The responsibility of building form often falls onto the architect. However, unless one is a starchitect, the developer generally pulls strong weight over aesthetic decisions. In this light, design is a shared responsibility, and as developers, knowledge of context – cultural, community, environmental and economic – should be accounted for in a project.
Aside from pragmatic financial modelling, traffic analysis, market studies, etc., developers should conduct historical, cultural, socioeconomic, and environmental pre-project investigations as well. This due diligence allows developers to review the architectural proposals comprehensively and provides a more considerate project for the site.
Unsure if the fault lies in the developer or architect, the Astor Place Tower by Charles Gwathmey hunches awkwardly in its namesake neighborhood, oblivious to its surrounding. Called “Green Monster” by architecture critic Paul Goldberger, the luxury apartment building shows no effort in terms of urban cohesion, cultural respect, and environmental sustainability. It was a sign of NoHo’s gentrification, yet a financial disappointment given its slow sales.
In contrast, the Ningbo History Museum demonstrates consideration. Architects Lu Wenyu and Wang Shu emerged victorious in the 2004 design competition with a project that pays homage to the city’s history while expressing innovation. The uneven and layered stature of the museum resonates with its regional landscape of mountains. Most critically, its method of production – old bricks assembled through traditional construction techniques – was a learning process for the architect and craftsmen involved. The team retrieved remnants of the developing city’s past by reusing material from the site’s demolished buildings, conserving history and environment in its construction methodology. Understandably, it was more costly in terms of finance, labor and time. Yet the result was recognized for its situated consciousness as a museum of memory in a changing cityscape and moving population, winning Wang Shu the Pritzker Architecture Prize in 2012.

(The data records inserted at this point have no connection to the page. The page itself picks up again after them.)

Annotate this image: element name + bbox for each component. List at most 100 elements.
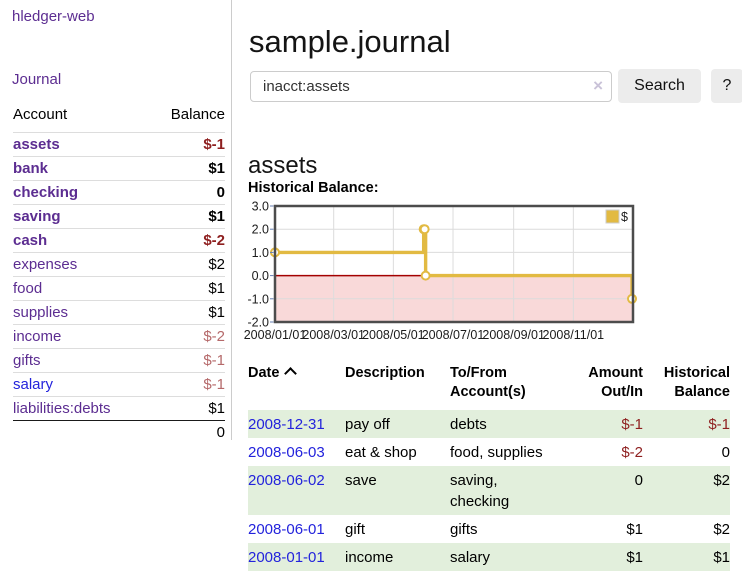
- svg-text:2008/05/01: 2008/05/01: [362, 328, 425, 342]
- sidebar: hledger-web Journal Account Balance asse…: [0, 0, 232, 444]
- account-heading: assets: [248, 151, 318, 179]
- transaction-date-link[interactable]: 2008-06-01: [248, 521, 325, 538]
- accounts-header-row: Account Balance: [13, 103, 225, 133]
- page-title: sample.journal: [249, 23, 451, 59]
- svg-text:$: $: [621, 210, 628, 224]
- transaction-description: income: [345, 549, 394, 566]
- svg-text:2008/03/01: 2008/03/01: [302, 328, 365, 342]
- transaction-description: gift: [345, 521, 366, 538]
- accounts-header-account: Account: [13, 106, 68, 123]
- account-link-salary[interactable]: salary: [13, 376, 54, 393]
- account-row-checking: checking 0: [13, 180, 225, 205]
- transaction-description: pay off: [345, 416, 390, 433]
- transaction-date-link[interactable]: 2008-06-02: [248, 472, 325, 489]
- register-table: Date Description To/From Account(s) Amou…: [248, 362, 730, 571]
- account-link-gifts[interactable]: gifts: [13, 352, 41, 369]
- account-link-liabilities-debts[interactable]: liabilities:debts: [13, 400, 111, 417]
- register-row: 2008-12-31 pay off debts $-1 $-1: [248, 410, 730, 438]
- search-input[interactable]: [250, 70, 612, 102]
- account-link-assets[interactable]: assets: [13, 136, 60, 153]
- historical-balance-chart: 3.0 2.0 1.0 0.0 -1.0 -2.0 2008/01/01 2008/03/01…: [240, 200, 740, 345]
- account-balance: $1: [149, 156, 225, 181]
- account-row-salary: salary $-1: [13, 372, 225, 397]
- account-row-supplies: supplies $1: [13, 300, 225, 325]
- register-header-description: Description: [345, 365, 425, 381]
- app-title-link[interactable]: hledger-web: [12, 8, 95, 25]
- account-link-food[interactable]: food: [13, 280, 43, 297]
- sort-ascending-icon: [284, 367, 298, 380]
- chart-canvas: 3.0 2.0 1.0 0.0 -1.0 -2.02008/01/012008/03/01…: [244, 200, 638, 342]
- register-header-accounts: To/From Account(s): [450, 365, 526, 400]
- account-balance: $1: [149, 204, 225, 229]
- chart-title: Historical Balance:: [248, 180, 379, 196]
- account-link-checking[interactable]: checking: [13, 184, 79, 201]
- account-balance: $2: [149, 252, 225, 277]
- transaction-amount: $1: [626, 549, 643, 566]
- register-header-amount: Amount Out/In: [588, 365, 643, 400]
- transaction-balance: $1: [713, 549, 730, 566]
- svg-text:2008/09/01: 2008/09/01: [482, 328, 545, 342]
- account-balance: $-1: [149, 348, 225, 373]
- account-link-supplies[interactable]: supplies: [13, 304, 69, 321]
- register-header-balance: Historical Balance: [663, 365, 730, 400]
- account-row-food: food $1: [13, 276, 225, 301]
- transaction-accounts: gifts: [450, 521, 478, 538]
- transaction-amount: $1: [626, 521, 643, 538]
- accounts-total-row: 0: [13, 420, 225, 444]
- account-link-income[interactable]: income: [13, 328, 62, 345]
- account-row-income: income $-2: [13, 324, 225, 349]
- account-link-cash[interactable]: cash: [13, 232, 48, 249]
- register-row: 2008-06-03 eat & shop food, supplies $-2…: [248, 438, 730, 466]
- svg-text:1.0: 1.0: [252, 246, 269, 260]
- svg-text:2008/11/01: 2008/11/01: [543, 328, 605, 342]
- transaction-amount: $-2: [621, 444, 643, 461]
- help-button[interactable]: ?: [711, 69, 742, 103]
- transaction-date-link[interactable]: 2008-01-01: [248, 549, 325, 566]
- svg-text:-1.0: -1.0: [247, 292, 269, 306]
- account-row-gifts: gifts $-1: [13, 348, 225, 373]
- accounts-header-balance: Balance: [170, 106, 225, 123]
- transaction-accounts: salary: [450, 549, 491, 566]
- svg-text:2008/01/01: 2008/01/01: [244, 328, 307, 342]
- account-link-bank[interactable]: bank: [13, 160, 49, 177]
- svg-text:-2.0: -2.0: [247, 316, 269, 330]
- account-balance: $1: [149, 300, 225, 325]
- transaction-amount: 0: [634, 472, 643, 489]
- transaction-accounts: saving, checking: [450, 472, 510, 510]
- svg-text:2.0: 2.0: [252, 223, 269, 237]
- transaction-description: save: [345, 472, 377, 489]
- svg-text:0.0: 0.0: [252, 269, 269, 283]
- transaction-description: eat & shop: [345, 444, 417, 461]
- transaction-balance: $-1: [708, 416, 730, 433]
- account-balance: $-2: [149, 228, 225, 253]
- register-row: 2008-06-02 save saving, checking 0 $2: [248, 466, 730, 515]
- svg-text:2008/07/01: 2008/07/01: [422, 328, 485, 342]
- account-link-saving[interactable]: saving: [13, 208, 61, 225]
- account-balance: $-1: [149, 372, 225, 397]
- account-balance: $-1: [149, 132, 225, 157]
- search-bar: × Search ?: [250, 68, 742, 104]
- svg-text:3.0: 3.0: [252, 200, 269, 214]
- transaction-amount: $-1: [621, 416, 643, 433]
- sidebar-item-journal[interactable]: Journal: [12, 71, 62, 88]
- register-header-date[interactable]: Date: [248, 362, 345, 410]
- register-header-row: Date Description To/From Account(s) Amou…: [248, 362, 730, 410]
- account-row-expenses: expenses $2: [13, 252, 225, 277]
- transaction-date-link[interactable]: 2008-06-03: [248, 444, 325, 461]
- account-link-expenses[interactable]: expenses: [13, 256, 78, 273]
- register-row: 2008-01-01 income salary $1 $1: [248, 543, 730, 571]
- accounts-table: Account Balance assets $-1 bank $1 check…: [13, 103, 225, 444]
- search-button[interactable]: Search: [618, 69, 701, 103]
- transaction-date-link[interactable]: 2008-12-31: [248, 416, 325, 433]
- transaction-balance: 0: [721, 444, 730, 461]
- account-row-saving: saving $1: [13, 204, 225, 229]
- account-balance: $1: [149, 396, 225, 421]
- transaction-accounts: food, supplies: [450, 444, 543, 461]
- clear-search-icon[interactable]: ×: [593, 75, 603, 95]
- account-row-bank: bank $1: [13, 156, 225, 181]
- account-row-cash: cash $-2: [13, 228, 225, 253]
- transaction-accounts: debts: [450, 416, 487, 433]
- account-balance: $1: [149, 276, 225, 301]
- transaction-balance: $2: [713, 521, 730, 538]
- transaction-balance: $2: [713, 472, 730, 489]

While a museum and a multi-family residence are different real estate categories, it is worthwhile for developers to examine the philosophy of the Ningbo History Museum and similar projects. Shigeru Ban’s apartments, Metal Shutter Houses, along the High Line demonstrates similar thought by responding to the Meatpacking District’s industrial past. Both projects put limelight on the architects, however, the developer deserves merit for realizing such site-sensitive ambitions too. Meanwhile, they provide new guidance for approaching future developments.